Les pylônes sont constitués de 76 coulages successifs de 50 m3 chacun, soit 19 coulées par pylône. Pour suivre le planning, il y a eu 6 à 7 coulages de nuit. Le laboratoire d’essai a été présent à chaque coulage. Le coulage du béton des pylônes, jusqu’à 77 m de hauteur, a été réalisé par une grue soulevant les bennes de béton, mais pas à la pompe.

“Le plus difficile, indique Ann Potier Soucaret, était la régularité. Il ne fallait pas livrer d’autre client en même temps, pas de produits colorants utilisés le même jour dans la centrale.” Lors des fabrications pour ce chantier, il a fallu beaucoup de préparation en amont, dont un lavage complet du malaxeur, des camions toupies, des citernes à ciment, pour la régularité de fabrication.

Ce sont 40 000 m3 de béton qui ont été coulés au total pour l’ouvrage.

Deux piles intermédiaires supportent les travées fixes qui sont installées entre la rive, la pile intermédiaire et les embases.

Le tablier métallique du pont a été construit en Italie par Cimolaï, près de Venise, ainsi que les deux travées fixes, puis ils ont été transportés par mer jusqu’à Bordeaux.

La machinerie a été fabriquée au Creusot par l’entreprise Egis-JMI. Un moteur est placé dans chaque embase du pont et lève la travée centrale grâce à deux treuils par moteur, 40 câbles et des contrepoids de 600 t en acier.

Un poste de commande permet d’actionner le pont à partir de la rive droite. Il faut 11 mn pour lever la travée centrale. Chaque fermeture du pont durera 2h30 à chaque passage de paquebot. Il y en a eu 28 en 2011 et 35 en 2012.

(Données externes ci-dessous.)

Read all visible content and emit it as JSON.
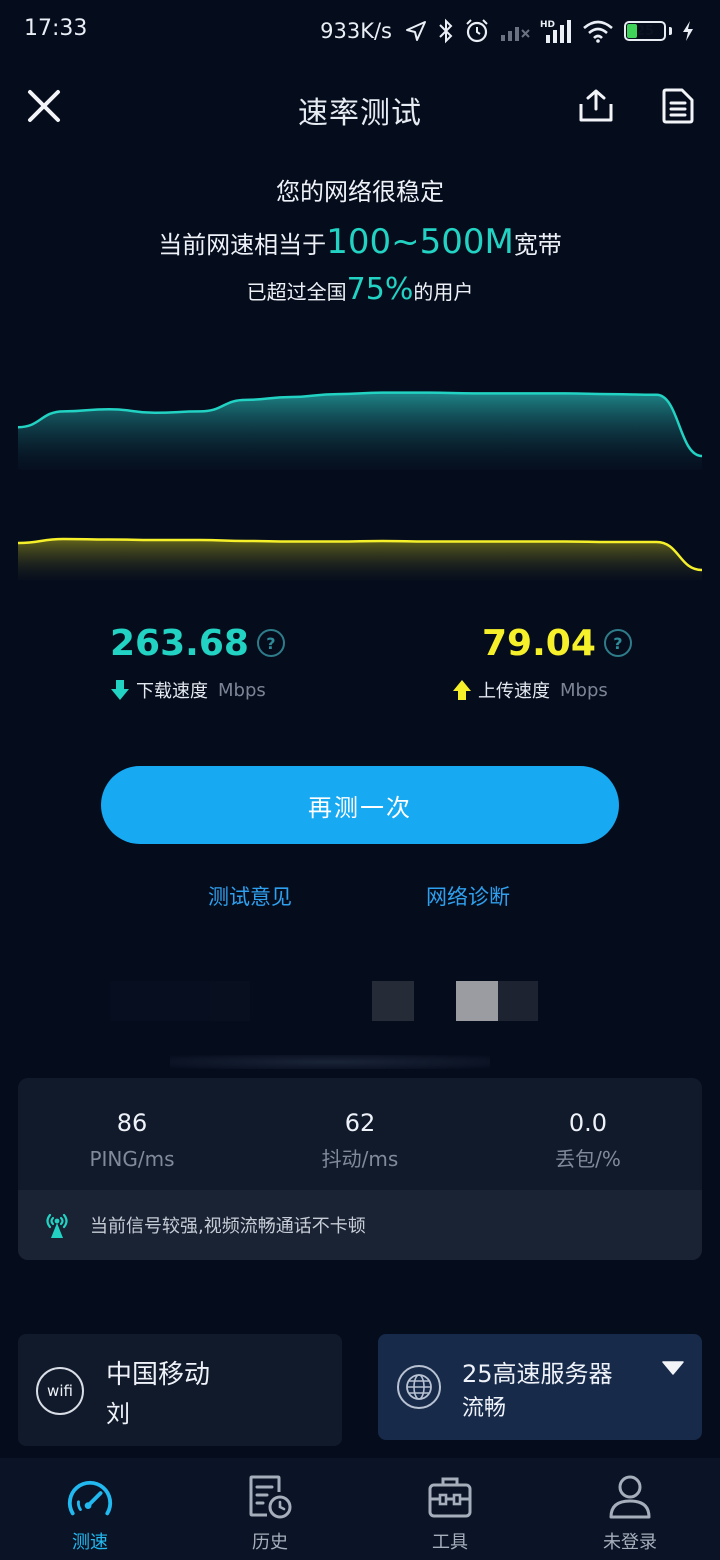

La durabilité du pont a été estimée à 100 ans, pour un coût total de 150 M€.

La centrale de Bassens

La centrale BPE de Bassens est située au nord de Bordeaux, à 5 km du nouveau pont par la rive droite. Elle a été rénovée en 2011 pour une meilleure gestion des eaux de surface (avec des pentes pour leur récupération), et un réaménagement des six cases de granulats. L’investissement a représenté un budget 600 000 € pour Garandeau bétons. Le nouveau génie civil permet de récupérer et de recycler 80 % des eaux usées.

Les excédents de béton sont également recyclés. L’unité de recyclage sépare liquide et solide. L’eau est dirigée vers les bassins de décantation, puis les boues de bassins sont redéposées en carrière. Les granulats ne sont pas encore recyclés, seulement utilisés comme grave 0/20 ou réintégrés dans les boues pour le retour en carrière.

La centrale à béton comporte six trémies à granulats, quatre silos à ciment et un pour le métakaolin. Un forage sur le site alimente une cuve d’eau, et le site est également raccordé à l’eau du réseau.

Le malaxeur est précédé par un tapis de pesage passant sous les trémies de stockage des matériaux. Ce malaxeur Liebherr, à axe vertical de 2 m3, a une capacité de production de 50 à 60 m3/h. “Il permet une bonne régularité de malaxage, précieuse pour les bétons visibles”, indique Ann Potier Soucaret.

Pour la fabrication des bétons du pont, une chaudière a été installée sur la centrale à béton. Elle permet de chauffer 6 000 à 7 000 litres d’eau par heure, avec 420 000 kcal, pour la fabrication des bétons à une température supérieure à 15°C.